Why practice makes perfect in education

24 October 2016

‘Traditional’ approaches to learning should not be abandoned, as they are based on key findings from cognitive science, a Cambridge Assessment event has heard. Rote learning, homework, textbooks, times tables and phonics all ensure children acquire fluency and ‘automaticity’ in basic skills. These are the prerequisites for higher order, ‘analytic’ thinking, Dr Helen Abadzi, an expert in cognitive psychology and neuroscience with 27 years’ experience at the World Bank, told a Cambridge Assessment Network seminar.

Dr Abadzi argued that all people are “basically prisoners to their working memory”, which contains what is in their minds at any given moment. It lasts only a few seconds, so information must go through it very rapidly or it gets lost. If people read or calculate slowly, they cannot remember what they saw and cannot make good decisions, she said. When people practise a task like mental arithmetic, it becomes automatic and unconscious, freeing up space in the working memory for more complex calculations.

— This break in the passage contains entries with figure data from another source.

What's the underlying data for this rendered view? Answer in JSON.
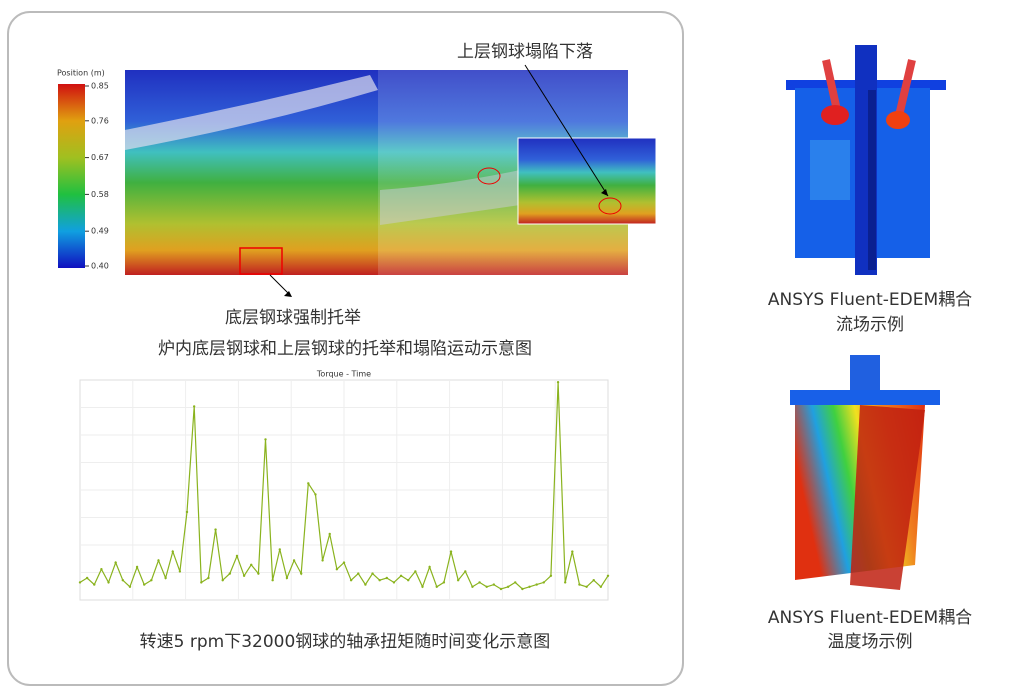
{
  "figure1": {
    "colorbar": {
      "title": "Position (m)",
      "lim": [
        0.4,
        0.85
      ],
      "ticks": [
        0.85,
        0.76,
        0.67,
        0.58,
        0.49,
        {
          "value": 0.4,
          "label": "0.40"
        }
      ]
    },
    "annotation_top": "上层钢球塌陷下落",
    "annotation_bottom": "底层钢球强制托举",
    "caption": "炉内底层钢球和上层钢球的托举和塌陷运动示意图"
  },
  "chart_data": {
    "type": "line",
    "title": "Torque - Time",
    "color": "#8ab31e",
    "ylim": [
      0,
      100
    ],
    "values": [
      8,
      10,
      7,
      14,
      8,
      17,
      9,
      6,
      15,
      7,
      9,
      18,
      10,
      22,
      13,
      40,
      88,
      8,
      10,
      32,
      9,
      12,
      20,
      11,
      16,
      12,
      73,
      9,
      23,
      10,
      18,
      12,
      53,
      48,
      18,
      30,
      14,
      17,
      9,
      12,
      7,
      12,
      9,
      10,
      8,
      11,
      9,
      13,
      6,
      15,
      6,
      8,
      22,
      9,
      13,
      6,
      8,
      6,
      7,
      5,
      6,
      8,
      5,
      6,
      7,
      8,
      11,
      99,
      8,
      22,
      7,
      6,
      9,
      6,
      11
    ]
  },
  "chart_caption": "转速5 rpm下32000钢球的轴承扭矩随时间变化示意图",
  "right": {
    "flow_caption": [
      "ANSYS Fluent-EDEM耦合",
      "流场示例"
    ],
    "temp_caption": [
      "ANSYS Fluent-EDEM耦合",
      "温度场示例"
    ]
  }
}
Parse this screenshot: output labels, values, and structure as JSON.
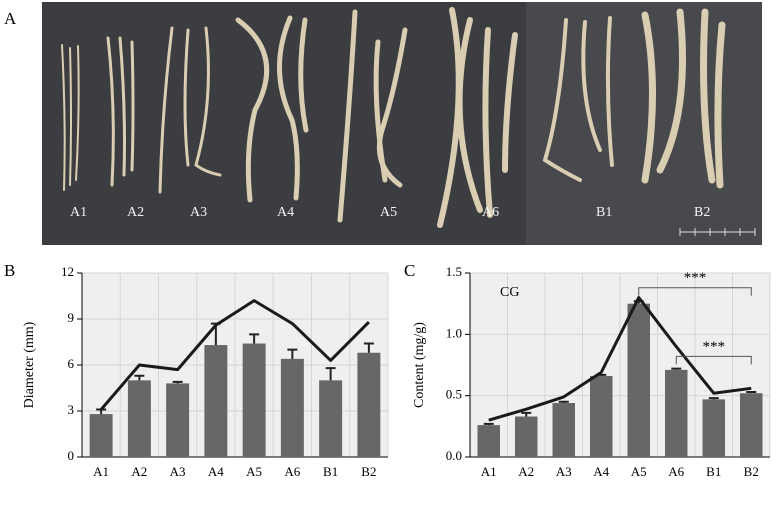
{
  "panel_labels": [
    "A",
    "B",
    "C"
  ],
  "photo": {
    "labels": [
      "A1",
      "A2",
      "A3",
      "A4",
      "A5",
      "A6",
      "B1",
      "B2"
    ]
  },
  "chart_data": [
    {
      "type": "bar",
      "y_label": "Diameter (mm)",
      "categories": [
        "A1",
        "A2",
        "A3",
        "A4",
        "A5",
        "A6",
        "B1",
        "B2"
      ],
      "series": [
        {
          "type": "bar",
          "color": "#676767",
          "values": [
            2.8,
            5.0,
            4.8,
            7.3,
            7.4,
            6.4,
            5.0,
            6.8
          ],
          "errors": [
            0.3,
            0.3,
            0.1,
            1.4,
            0.6,
            0.6,
            0.8,
            0.6
          ]
        },
        {
          "type": "line",
          "color": "#1a1a1a",
          "values": [
            3.1,
            6.0,
            5.7,
            8.6,
            10.2,
            8.7,
            6.3,
            8.8
          ]
        }
      ],
      "ylim": [
        0,
        12
      ],
      "yticks": [
        0,
        3,
        6,
        9,
        12
      ],
      "grid": true
    },
    {
      "type": "bar",
      "y_label": "Content (mg/g)",
      "annotation": "CG",
      "categories": [
        "A1",
        "A2",
        "A3",
        "A4",
        "A5",
        "A6",
        "B1",
        "B2"
      ],
      "series": [
        {
          "type": "bar",
          "color": "#676767",
          "values": [
            0.26,
            0.33,
            0.44,
            0.66,
            1.25,
            0.71,
            0.47,
            0.52
          ],
          "errors": [
            0.01,
            0.03,
            0.01,
            0.01,
            0.02,
            0.01,
            0.01,
            0.01
          ]
        },
        {
          "type": "line",
          "color": "#1a1a1a",
          "values": [
            0.3,
            0.39,
            0.49,
            0.69,
            1.3,
            0.9,
            0.52,
            0.56
          ]
        }
      ],
      "significance": [
        {
          "text": "***",
          "between": [
            "A5",
            "B2"
          ],
          "y": 1.38
        },
        {
          "text": "***",
          "between": [
            "A6",
            "B2"
          ],
          "y": 0.82
        }
      ],
      "ylim": [
        0,
        1.5
      ],
      "yticks": [
        {
          "value": 0,
          "label": "0.0"
        },
        0.5,
        {
          "value": 1,
          "label": "1.0"
        },
        1.5
      ],
      "grid": true
    }
  ]
}
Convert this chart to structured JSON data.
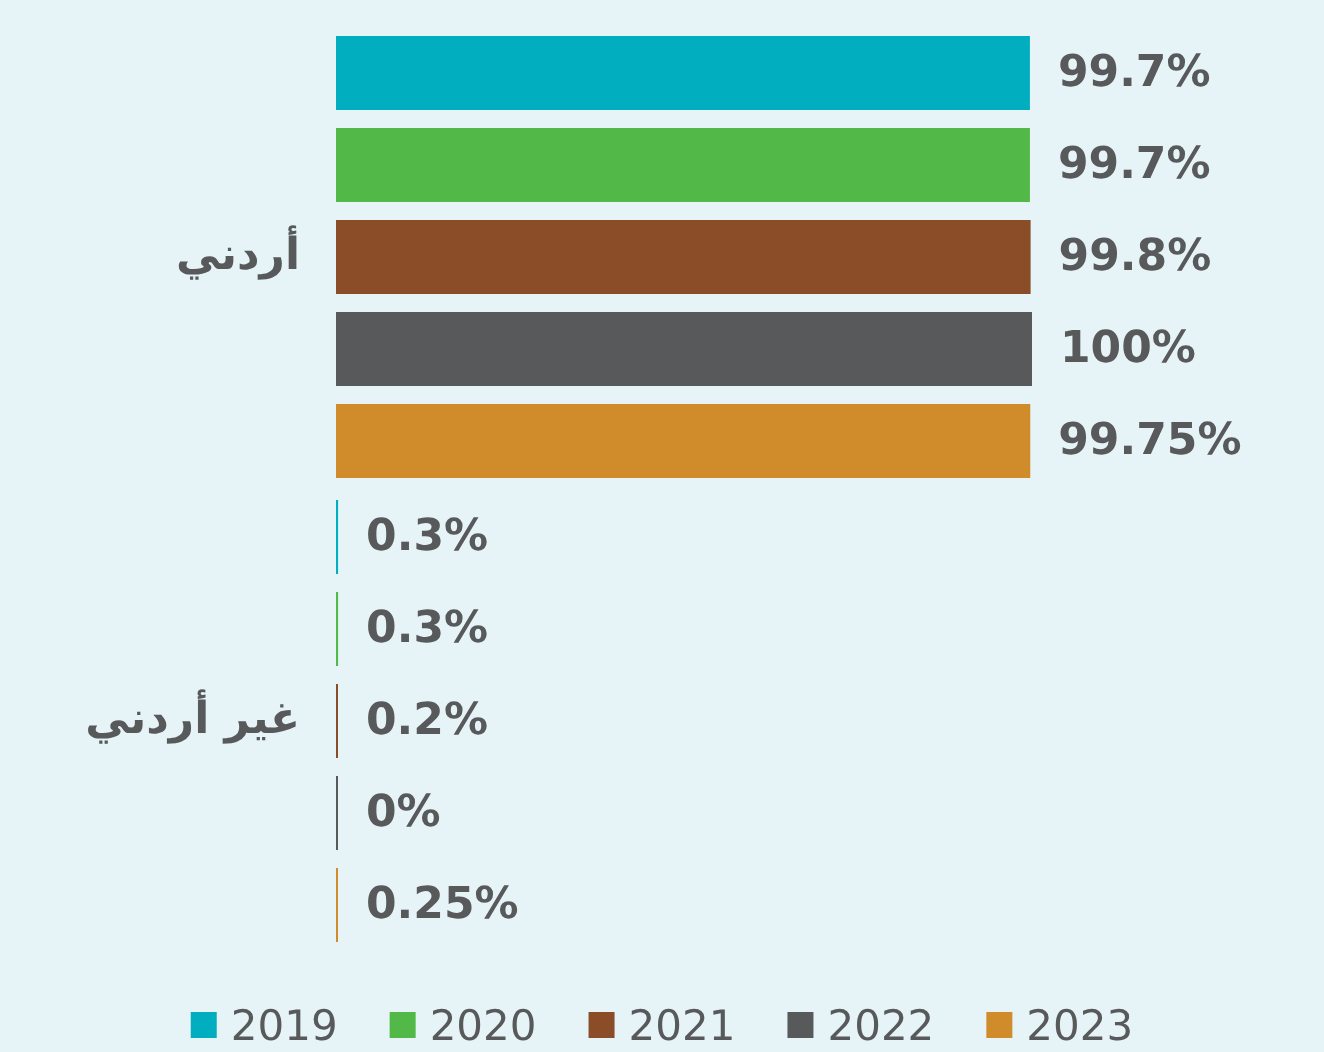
{
  "chart_data": {
    "type": "bar",
    "orientation": "horizontal",
    "legend": "bottom",
    "categories": [
      "أردني",
      "غير أردني"
    ],
    "series": [
      {
        "name": "2019",
        "color": "#00aebf",
        "values": [
          99.7,
          0.3
        ],
        "value_labels": [
          "99.7%",
          "0.3%"
        ]
      },
      {
        "name": "2020",
        "color": "#52b848",
        "values": [
          99.7,
          0.3
        ],
        "value_labels": [
          "99.7%",
          "0.3%"
        ]
      },
      {
        "name": "2021",
        "color": "#8a4d28",
        "values": [
          99.8,
          0.2
        ],
        "value_labels": [
          "99.8%",
          "0.2%"
        ]
      },
      {
        "name": "2022",
        "color": "#58595b",
        "values": [
          100,
          0
        ],
        "value_labels": [
          "100%",
          "0%"
        ]
      },
      {
        "name": "2023",
        "color": "#d08b2b",
        "values": [
          99.75,
          0.25
        ],
        "value_labels": [
          "99.75%",
          "0.25%"
        ]
      }
    ]
  }
}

Dr Abadzi, who was speaking at a seminar which was part of the Cambridge Festival of Ideas, criticised calls by some in progressive education to ban homework, textbooks and times tables. She said there was a reason that some elements of traditional methods of teaching had stood the test of time – they help the brain remember and make correct decisions.

“’Traditional’ means we’ve been doing it for two, three, five centuries - it’s actually a good indication that it works because our memory system can do this stuff,” she said.

“People may not like methods like direct instruction - ‘repeat after me’ - but they help students remember over the long term. A class of children sitting and listening is viewed as a negative thing, yet lecturing is highly effective for brief periods.” 

Dr Abadzi said it was important that parents, students and teachers understood the benefits of practice. She said that working memory is like the neck of a bottle, whose body is long-term memory. Knowledge must go through this bottleneck fast or it gets lost. To add knowledge into our long-term memory multiple repetitions are needed, spaced over time. 

“Those who practise the most forget the least over time,” she said. “So-called ‘overlearning’ protects from forgetting, because consolidation requires repetition – small bits learned at a time”. 

And she criticised education adviser and author Sir Ken Robinson - whose TED talk Do Schools Kill Creativity? is the most-watched of all time – for advising children in a media interview to “go out and play”. 

“Go out and play, well sure - but is that going to teach me mental math so I can go to a store and instantly make a decision about what is the best offer to buy?,” she said. 

She also claimed that the 21st century brought new threats to the way the brain treats learning - for example, multitasking makes it impossible for children to consolidate information. 

Introducing Dr Abadzi’s talk, Tim Oates, Group Director of Assessment Research and Development at Cambridge Assessment, said there are strong signs that education was in the “midst of a paradigm shift”. Much research is now available, and educators are beginning to pay attention to it. 

“It affects issues of equity and attainment,” he said. “If we are going to give children access to higher order thinking, we have to think about the role of memory and the physiological base to patterns of learning.”